Веселый вертухай наслаждался эффектом. Объяснял: понарошку – оно кошмарней, чем в натуре. В натуре привыкаешь, притираешься, не бунтуешь. Главное не восстать внутри себя, приноровиться, принять кривую форму жизни. Потому понимаешь, что бывает хуже. Одиночка перед вышкой. Рудники. Значит, можно и так пожить.
А Степан Абгарович – наслаждался. Пружину сжали до предела, а она взяла – и распрямилась. Распались преграды, очистился воздух, можно идти в любом направлении, говорить с кем хочешь, или ни с кем не говорить, но главное, что и то и другое – по собственной воле. Хорошие лица у пермских ребят. И даже поэт ничего.
Уральское настроение, как послевкусие, еще доживало в нем. Дома было так хорошо, так по-своему. Все вещи на привычных, правильных местах. Хочется потягиваться, бездельничать, было бы лето – побродил бы босиком. Только что делать с едой? Сбегать в ресторанчик? Заказать домой? Лечь натощак и поберечь здоровье? Но сначала все же надо Жанне позвонить. Куда она запропастилась?
9Воображала Степину болезнь, позорно мечтала о его мучениях и о своей благородной заботе; чем все обернулось? Ваней. «Скорой помощью». И застойным номером советского пансионата. Жанна сидит в уголочке, у нее на коленях потертый жостовский поднос, яркие аляповатые цветы на черном лаковом фоне; на подносе холодный шашлык; как ни странно, очень вкусно, хотя и жир обрюзг, и жилки проступили, вздулись во вчерашнем мясе. Укол продолжает действовать; бесшумный Ваня дремлет на скучной кровати.
Вообще, на этой базе отдыха все такое пыльное, почти убогое. Когда-то казалось пределом мечтаний – попасть в генеральский санаторий, где не хамят, не воняет горелым омлетом и чесночными, рыхлыми котлетками; но теперь-то, теперь? Почему с таким восторгом он говорил о роскошном местечке? Наверное, имел в виду, что очень тихо, беспечно и никакого риска повстречать знакомых: кто же из людей их круга сунется сюда?
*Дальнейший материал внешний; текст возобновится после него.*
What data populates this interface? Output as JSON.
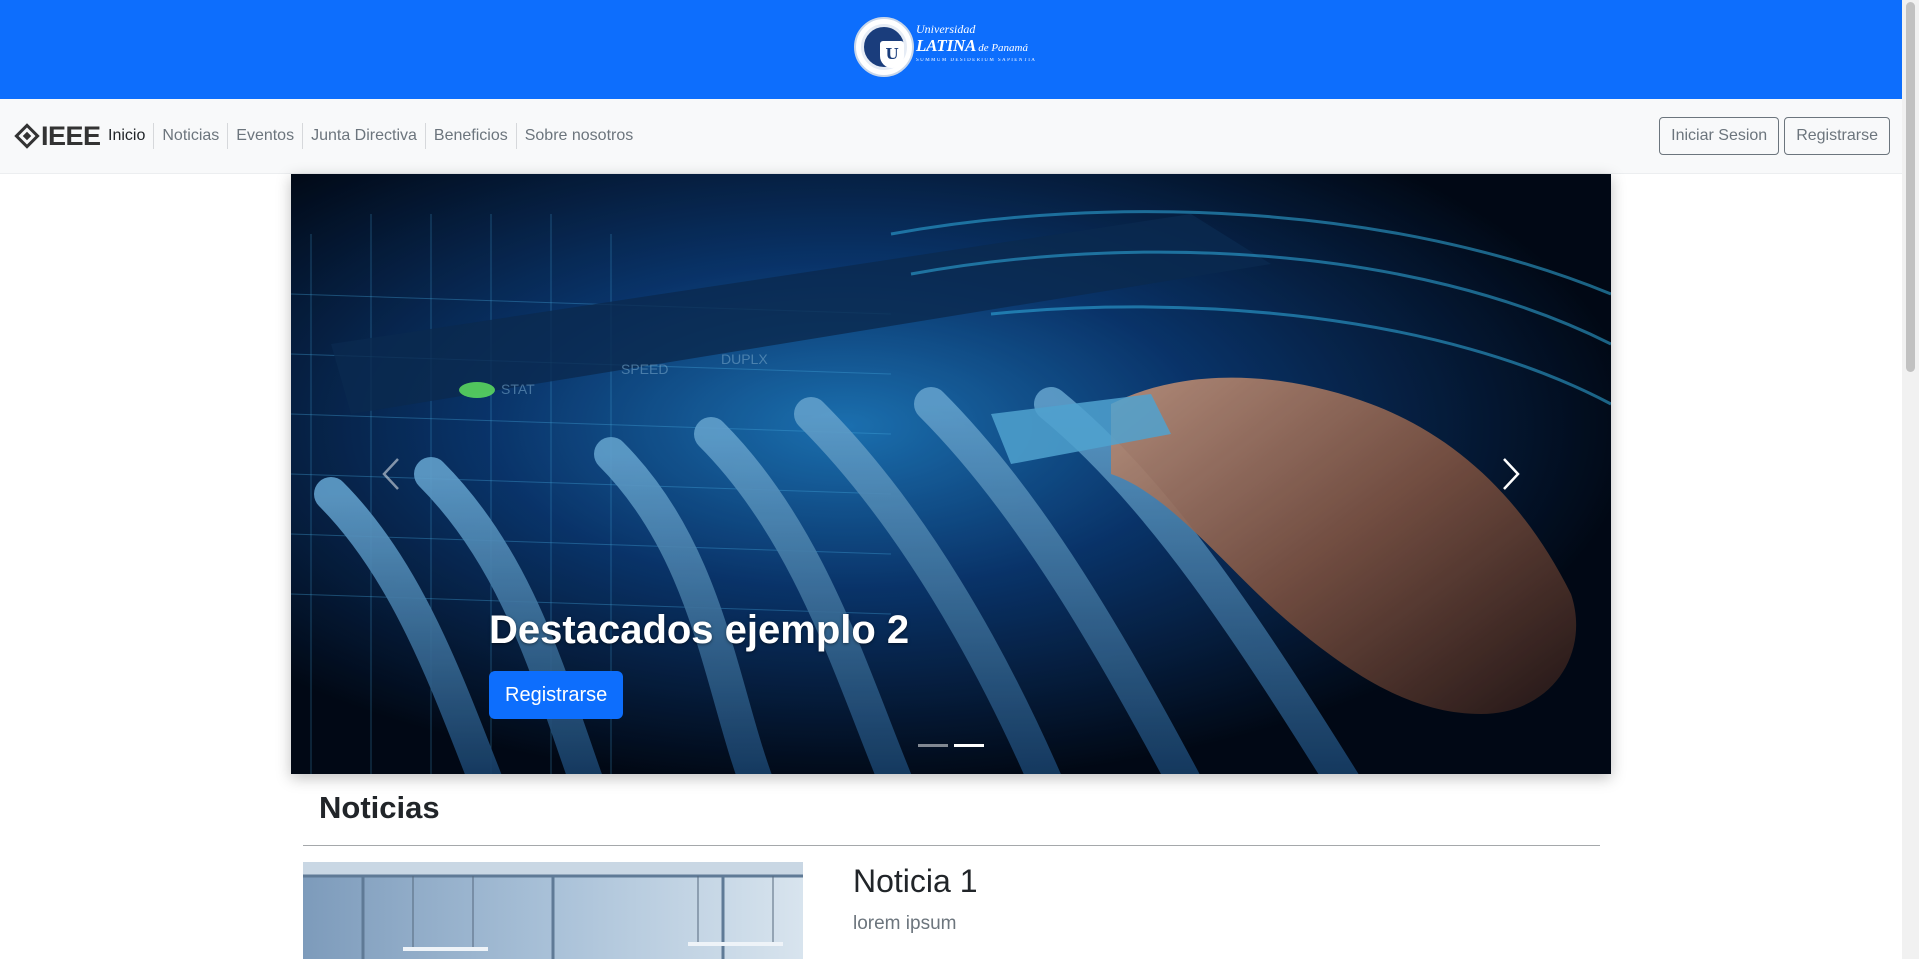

Все-таки Ваня очень умный, все просчитал, оценил, и в этом смысле местечко – роскошное. Да и в целом, так ли плохо? Омлет – настоящее пиршество, простая и обильная еда. Здоровые, сильные сосны. Дорожки мягкие, в иголках; днем, когда разгорается солнышко, они становятся чуть сырыми. Обслуга незаметная, не мозолит глаза, не путается под ногами. И даже кровать не казалась бы такой старомодно-скрипучей, если бы они осуществили задуманное. Если бы судьба не пошла против них.